This section provides frequently encountered errors related to Pipelines.

Pipeline Failed due to ML Package Issue

A pipeline run is failing due to ML Package issue.

A potential cause for this error can be a wrong minor version chosen when running the pipeline.

Check the section below for more information on how to choose the correct minor version.

Choosing the Correct Minor Version When Running Pipelines

When deploying a new package, the only minor version available is 0. The reason for this is because there are no pipelines executed on this package yet.

Training pipelines

If you are deploying a training pipeline, we strongly recommend you always use minor version 0.

Full pipelines

If you are deploying a full pipeline, we strongly recommend you always use minor version 0.

Evaluation pipelines

Evaluation pipelines are used to evaluate a trained ML model. You can execute this on any version of the ML Package to get the corresponding evaluation scores. This is similar with grading or evaluating an ML model with the evaluation dataset.

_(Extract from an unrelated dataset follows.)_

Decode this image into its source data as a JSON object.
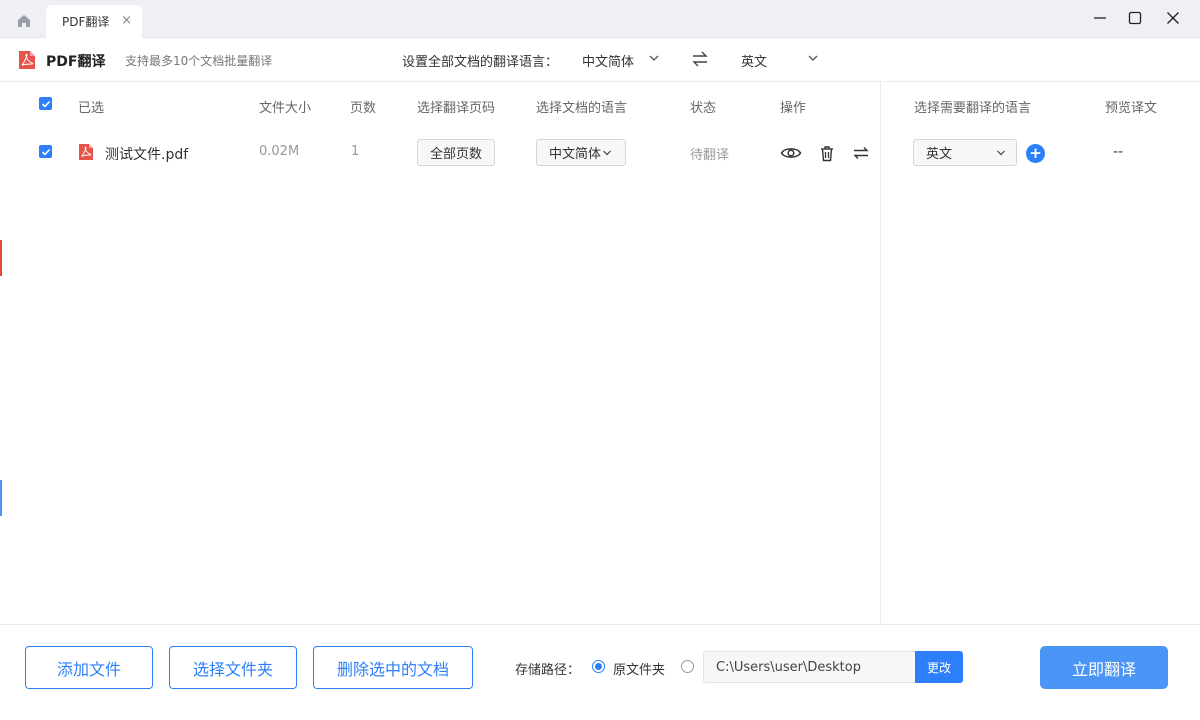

Note: Choosing a minor version depends on the kind of package the evaulation pipeline is being run on. Because of this, special attention is needed when choosing the minor version. Make sure to choose the version that you want to evaluate.
For example, the types of packages that are available are pre-trained out of the box packages and untrained Document Understanding models:
  • Pre-trained packages (out of the box packages): since these packages are pre-trained, run the evaluation pipeline on the minor version 0. To evaluate the model after training using specific data, choose the minor version you want to evaluate (trained version).
  • Document Understanding:
    • Since these are generic, retrainable models, the models need to be trained first. Only run an evaluation pipeline when the models are trained and a new minor version of the package is available.
    • Select the most recent minor version, or any other minor version (except 0), for which the evaluation scores can be obtained.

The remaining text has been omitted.